Dora Lee Jones (born October 11, 1889) was an American domestic worker in early 20th-century New York City. She helped to found a Domestic Workers' Union in Harlem in 1934. The Domestic Workers' Union was started by a group of Finns and a few African Americans in California, who saw the necessity for a fight against the exploitation of Negro domestics.

== Purpose of a union in the early 1900s ==
Creating the Domestic Workers' Union was a step towards trying to erase domestic slavery. The Union members helped send out letters to the ministers of the African-American churches where these habitués of the "slave mart" (African-American domestic workers) attended and urged them to impress upon these women the direct harm they do to themselves and others by going to these slave marts, and accepting the low wages that these heartless employers offer them.

== Union in progress ==
Within the union, which was located in the heart of Yorkville, 241 East 84th Street, there was a huge bulletin board onto which various items were posted.
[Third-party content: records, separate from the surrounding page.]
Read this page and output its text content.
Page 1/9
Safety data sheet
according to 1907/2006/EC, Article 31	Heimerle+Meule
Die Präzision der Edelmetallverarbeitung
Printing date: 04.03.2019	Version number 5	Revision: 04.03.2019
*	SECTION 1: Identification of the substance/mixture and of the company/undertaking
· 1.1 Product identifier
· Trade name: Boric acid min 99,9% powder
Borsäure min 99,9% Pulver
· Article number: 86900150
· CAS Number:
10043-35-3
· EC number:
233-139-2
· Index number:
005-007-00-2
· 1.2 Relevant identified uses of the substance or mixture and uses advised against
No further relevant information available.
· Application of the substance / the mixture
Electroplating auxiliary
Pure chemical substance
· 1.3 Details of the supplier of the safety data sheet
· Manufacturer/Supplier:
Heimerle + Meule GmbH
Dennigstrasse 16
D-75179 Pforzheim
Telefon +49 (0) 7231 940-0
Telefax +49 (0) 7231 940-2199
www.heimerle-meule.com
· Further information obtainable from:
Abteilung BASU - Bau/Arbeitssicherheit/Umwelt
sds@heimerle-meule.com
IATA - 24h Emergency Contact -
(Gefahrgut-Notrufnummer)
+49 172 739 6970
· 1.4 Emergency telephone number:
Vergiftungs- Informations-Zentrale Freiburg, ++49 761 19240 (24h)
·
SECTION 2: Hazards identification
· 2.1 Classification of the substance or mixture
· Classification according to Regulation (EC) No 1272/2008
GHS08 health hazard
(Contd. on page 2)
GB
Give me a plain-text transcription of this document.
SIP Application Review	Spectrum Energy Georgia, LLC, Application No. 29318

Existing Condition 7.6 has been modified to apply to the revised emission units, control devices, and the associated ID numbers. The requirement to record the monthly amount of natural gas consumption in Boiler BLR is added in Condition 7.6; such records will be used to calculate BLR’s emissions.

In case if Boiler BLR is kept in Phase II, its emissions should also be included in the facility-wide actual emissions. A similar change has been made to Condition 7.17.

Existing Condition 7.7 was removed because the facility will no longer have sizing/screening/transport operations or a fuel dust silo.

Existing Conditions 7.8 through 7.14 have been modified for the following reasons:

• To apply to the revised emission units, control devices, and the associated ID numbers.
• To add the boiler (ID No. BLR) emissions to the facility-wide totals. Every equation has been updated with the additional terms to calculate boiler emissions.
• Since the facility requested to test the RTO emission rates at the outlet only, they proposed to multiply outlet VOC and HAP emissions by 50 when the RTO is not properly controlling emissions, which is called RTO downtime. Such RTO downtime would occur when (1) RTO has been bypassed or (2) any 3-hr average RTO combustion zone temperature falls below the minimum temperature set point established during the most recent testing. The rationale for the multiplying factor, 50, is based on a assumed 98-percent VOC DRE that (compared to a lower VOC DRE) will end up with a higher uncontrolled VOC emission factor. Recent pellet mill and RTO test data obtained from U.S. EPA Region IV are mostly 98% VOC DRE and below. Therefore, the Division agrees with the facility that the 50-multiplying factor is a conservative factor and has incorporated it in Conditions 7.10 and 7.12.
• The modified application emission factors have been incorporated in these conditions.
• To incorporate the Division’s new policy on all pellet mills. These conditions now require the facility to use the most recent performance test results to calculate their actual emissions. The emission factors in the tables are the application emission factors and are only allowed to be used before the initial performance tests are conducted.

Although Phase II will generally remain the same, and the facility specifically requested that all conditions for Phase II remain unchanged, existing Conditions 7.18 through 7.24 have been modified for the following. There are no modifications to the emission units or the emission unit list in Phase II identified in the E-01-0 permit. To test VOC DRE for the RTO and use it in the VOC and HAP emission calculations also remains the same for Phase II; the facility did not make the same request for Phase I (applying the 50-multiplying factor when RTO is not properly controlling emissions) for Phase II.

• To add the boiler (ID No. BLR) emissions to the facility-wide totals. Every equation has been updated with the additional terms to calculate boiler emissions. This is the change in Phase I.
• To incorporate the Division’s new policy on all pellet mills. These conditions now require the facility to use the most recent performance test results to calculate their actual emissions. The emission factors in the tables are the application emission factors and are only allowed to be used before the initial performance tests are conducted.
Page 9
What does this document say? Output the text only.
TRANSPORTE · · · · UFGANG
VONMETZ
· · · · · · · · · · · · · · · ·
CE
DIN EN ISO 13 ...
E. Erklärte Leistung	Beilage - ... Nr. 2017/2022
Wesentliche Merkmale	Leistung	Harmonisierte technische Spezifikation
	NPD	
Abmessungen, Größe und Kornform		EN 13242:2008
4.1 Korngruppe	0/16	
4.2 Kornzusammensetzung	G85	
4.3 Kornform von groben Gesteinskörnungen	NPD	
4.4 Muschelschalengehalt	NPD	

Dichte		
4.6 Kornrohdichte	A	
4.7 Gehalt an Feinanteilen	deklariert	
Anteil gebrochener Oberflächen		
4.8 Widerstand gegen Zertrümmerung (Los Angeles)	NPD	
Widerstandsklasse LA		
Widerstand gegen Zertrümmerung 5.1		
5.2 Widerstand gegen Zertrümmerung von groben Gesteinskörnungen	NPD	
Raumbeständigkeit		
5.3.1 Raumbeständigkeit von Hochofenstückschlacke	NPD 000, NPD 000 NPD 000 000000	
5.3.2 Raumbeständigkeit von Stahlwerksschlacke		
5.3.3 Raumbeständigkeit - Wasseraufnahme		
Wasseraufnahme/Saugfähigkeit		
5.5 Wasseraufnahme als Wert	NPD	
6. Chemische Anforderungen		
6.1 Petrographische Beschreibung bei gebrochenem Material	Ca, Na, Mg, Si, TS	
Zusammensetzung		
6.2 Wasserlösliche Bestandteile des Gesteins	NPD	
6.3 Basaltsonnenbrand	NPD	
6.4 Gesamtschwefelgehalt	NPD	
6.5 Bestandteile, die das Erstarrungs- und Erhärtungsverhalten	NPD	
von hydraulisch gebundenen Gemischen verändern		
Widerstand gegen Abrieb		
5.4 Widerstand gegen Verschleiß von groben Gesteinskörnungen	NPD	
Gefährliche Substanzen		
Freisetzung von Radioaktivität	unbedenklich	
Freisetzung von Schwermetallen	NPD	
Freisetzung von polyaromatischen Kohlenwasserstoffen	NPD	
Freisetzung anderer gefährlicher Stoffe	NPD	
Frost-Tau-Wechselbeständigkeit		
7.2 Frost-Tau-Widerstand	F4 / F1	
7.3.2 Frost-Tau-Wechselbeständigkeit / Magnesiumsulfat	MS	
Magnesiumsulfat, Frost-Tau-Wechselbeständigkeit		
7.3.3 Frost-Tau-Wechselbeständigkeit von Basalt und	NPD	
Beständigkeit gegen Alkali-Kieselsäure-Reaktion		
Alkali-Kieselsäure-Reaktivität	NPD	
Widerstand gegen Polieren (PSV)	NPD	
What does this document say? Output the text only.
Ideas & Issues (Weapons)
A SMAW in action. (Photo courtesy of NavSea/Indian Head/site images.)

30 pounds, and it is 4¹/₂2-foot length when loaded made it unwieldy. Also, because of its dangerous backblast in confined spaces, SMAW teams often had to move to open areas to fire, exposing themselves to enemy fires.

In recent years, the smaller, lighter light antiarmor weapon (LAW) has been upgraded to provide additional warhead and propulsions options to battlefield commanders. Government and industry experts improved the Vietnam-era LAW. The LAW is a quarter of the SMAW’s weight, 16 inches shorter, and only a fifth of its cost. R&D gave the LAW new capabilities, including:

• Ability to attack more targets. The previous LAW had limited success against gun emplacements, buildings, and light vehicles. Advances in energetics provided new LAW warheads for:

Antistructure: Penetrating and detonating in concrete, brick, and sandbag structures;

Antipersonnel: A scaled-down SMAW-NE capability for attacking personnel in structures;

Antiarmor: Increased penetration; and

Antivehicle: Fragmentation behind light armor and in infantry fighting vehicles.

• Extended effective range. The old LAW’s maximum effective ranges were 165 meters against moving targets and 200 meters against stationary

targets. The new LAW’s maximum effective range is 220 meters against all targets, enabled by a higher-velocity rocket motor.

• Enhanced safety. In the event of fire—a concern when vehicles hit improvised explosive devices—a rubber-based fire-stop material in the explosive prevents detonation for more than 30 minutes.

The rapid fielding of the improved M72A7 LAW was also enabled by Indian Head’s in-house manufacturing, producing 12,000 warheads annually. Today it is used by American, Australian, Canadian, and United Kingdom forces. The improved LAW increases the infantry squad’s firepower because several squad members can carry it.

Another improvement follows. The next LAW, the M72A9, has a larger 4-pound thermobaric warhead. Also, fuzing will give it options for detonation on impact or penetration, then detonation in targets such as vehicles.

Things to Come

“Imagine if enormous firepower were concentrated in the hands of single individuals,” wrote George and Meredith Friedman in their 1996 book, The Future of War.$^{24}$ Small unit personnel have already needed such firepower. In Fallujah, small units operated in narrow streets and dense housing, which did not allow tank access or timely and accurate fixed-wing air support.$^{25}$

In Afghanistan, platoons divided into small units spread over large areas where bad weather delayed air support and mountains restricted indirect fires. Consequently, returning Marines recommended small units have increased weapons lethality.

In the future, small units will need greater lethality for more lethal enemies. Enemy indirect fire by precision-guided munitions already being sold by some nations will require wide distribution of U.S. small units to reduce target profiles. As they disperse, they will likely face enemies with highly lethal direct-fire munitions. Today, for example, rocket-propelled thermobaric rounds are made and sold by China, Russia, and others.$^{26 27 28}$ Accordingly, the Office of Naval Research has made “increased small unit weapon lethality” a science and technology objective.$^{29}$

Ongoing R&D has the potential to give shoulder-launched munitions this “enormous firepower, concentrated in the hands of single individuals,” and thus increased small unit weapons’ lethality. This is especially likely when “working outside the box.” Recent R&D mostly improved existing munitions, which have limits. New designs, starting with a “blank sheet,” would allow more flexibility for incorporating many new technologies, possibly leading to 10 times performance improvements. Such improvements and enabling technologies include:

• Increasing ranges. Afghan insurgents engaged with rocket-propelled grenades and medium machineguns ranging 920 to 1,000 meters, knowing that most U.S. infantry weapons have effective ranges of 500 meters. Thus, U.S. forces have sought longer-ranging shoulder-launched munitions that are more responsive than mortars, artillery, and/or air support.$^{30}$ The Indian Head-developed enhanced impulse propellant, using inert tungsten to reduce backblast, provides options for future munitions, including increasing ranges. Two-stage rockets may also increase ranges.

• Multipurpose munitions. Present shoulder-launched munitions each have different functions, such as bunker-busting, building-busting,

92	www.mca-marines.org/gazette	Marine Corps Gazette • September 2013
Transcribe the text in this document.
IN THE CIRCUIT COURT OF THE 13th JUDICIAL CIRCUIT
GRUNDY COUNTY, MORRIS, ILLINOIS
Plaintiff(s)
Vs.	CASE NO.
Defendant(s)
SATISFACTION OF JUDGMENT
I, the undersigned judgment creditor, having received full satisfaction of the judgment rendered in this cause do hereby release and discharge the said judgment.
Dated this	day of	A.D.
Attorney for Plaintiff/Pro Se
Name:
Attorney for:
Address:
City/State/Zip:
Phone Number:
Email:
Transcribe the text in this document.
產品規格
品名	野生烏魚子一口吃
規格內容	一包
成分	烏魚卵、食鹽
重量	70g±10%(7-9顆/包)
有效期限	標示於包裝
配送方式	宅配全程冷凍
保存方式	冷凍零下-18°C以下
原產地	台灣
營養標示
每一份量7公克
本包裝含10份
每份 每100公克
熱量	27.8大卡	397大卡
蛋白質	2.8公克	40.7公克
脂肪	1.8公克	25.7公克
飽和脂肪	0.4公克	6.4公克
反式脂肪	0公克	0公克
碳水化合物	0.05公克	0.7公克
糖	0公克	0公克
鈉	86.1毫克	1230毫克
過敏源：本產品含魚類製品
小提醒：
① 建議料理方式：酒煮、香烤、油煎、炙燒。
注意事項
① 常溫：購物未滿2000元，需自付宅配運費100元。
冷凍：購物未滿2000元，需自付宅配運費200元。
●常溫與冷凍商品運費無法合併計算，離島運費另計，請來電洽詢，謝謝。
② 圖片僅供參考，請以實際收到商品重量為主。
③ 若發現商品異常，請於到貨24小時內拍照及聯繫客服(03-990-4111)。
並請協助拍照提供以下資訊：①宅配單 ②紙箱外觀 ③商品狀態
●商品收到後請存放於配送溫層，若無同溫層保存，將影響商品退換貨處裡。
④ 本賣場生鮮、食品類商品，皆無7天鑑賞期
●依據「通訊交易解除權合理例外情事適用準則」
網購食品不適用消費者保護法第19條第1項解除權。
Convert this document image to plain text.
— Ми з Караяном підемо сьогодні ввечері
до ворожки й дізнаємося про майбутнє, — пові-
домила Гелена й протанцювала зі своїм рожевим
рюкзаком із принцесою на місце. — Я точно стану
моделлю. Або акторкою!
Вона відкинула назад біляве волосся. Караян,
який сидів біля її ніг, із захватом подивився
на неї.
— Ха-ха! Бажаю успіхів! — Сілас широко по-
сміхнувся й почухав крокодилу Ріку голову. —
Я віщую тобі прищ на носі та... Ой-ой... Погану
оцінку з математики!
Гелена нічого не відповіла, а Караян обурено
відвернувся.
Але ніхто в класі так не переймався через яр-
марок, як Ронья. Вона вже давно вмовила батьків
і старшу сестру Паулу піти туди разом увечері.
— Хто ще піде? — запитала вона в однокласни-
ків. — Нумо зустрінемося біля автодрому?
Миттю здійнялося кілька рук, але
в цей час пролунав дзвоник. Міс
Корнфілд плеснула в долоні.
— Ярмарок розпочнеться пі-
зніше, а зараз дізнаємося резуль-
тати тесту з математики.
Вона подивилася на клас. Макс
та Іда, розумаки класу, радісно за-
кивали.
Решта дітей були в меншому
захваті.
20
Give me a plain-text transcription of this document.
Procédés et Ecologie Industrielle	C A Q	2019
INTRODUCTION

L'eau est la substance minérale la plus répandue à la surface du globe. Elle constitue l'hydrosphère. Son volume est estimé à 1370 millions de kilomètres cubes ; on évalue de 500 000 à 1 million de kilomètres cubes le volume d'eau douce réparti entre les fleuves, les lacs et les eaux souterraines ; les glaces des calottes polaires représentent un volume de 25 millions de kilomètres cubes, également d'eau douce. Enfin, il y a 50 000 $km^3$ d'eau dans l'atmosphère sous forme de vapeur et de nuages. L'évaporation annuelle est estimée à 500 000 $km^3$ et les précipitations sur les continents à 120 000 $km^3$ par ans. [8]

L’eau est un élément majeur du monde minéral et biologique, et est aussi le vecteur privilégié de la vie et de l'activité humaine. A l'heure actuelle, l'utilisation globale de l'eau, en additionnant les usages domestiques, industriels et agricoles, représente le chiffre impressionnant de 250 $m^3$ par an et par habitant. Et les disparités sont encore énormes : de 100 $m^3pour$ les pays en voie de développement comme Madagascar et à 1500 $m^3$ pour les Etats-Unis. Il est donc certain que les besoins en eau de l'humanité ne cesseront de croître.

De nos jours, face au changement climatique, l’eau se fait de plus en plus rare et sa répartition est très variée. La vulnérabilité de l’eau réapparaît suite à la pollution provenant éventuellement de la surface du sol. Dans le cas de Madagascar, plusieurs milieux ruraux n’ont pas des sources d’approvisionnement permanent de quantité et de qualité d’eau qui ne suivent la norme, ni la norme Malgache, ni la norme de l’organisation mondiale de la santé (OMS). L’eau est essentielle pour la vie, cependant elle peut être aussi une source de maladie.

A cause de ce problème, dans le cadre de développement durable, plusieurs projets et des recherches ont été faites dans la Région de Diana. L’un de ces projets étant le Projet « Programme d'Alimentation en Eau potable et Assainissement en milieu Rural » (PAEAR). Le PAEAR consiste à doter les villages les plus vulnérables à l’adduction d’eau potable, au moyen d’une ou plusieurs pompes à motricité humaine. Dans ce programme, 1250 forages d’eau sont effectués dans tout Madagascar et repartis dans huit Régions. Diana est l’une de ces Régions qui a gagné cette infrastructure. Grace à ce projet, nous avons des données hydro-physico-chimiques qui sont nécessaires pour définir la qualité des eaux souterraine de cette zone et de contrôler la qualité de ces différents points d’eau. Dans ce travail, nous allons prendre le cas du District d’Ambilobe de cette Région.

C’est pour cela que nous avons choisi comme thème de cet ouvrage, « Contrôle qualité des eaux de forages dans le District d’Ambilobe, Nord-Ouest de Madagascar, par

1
There were numerous clippings from papers, pamphlets and periodicals pertaining to the domestic situation all over the country. There were also notices of Bills to be presented, Bills that had been presented and petitions to be signed by the members of the Union. This was done so that everyone could be up to date as to what was happening as a result of their efforts and see that what they were doing was worthwhile.

== The result of this union ==
This domestic union led to other unions being created in other states and later it later became associated with the American Federation of Labor. Dora's action helped many domestic workers to get at least the minimum wage and other benefits that they are entitled to in the same way as any other kind of worker.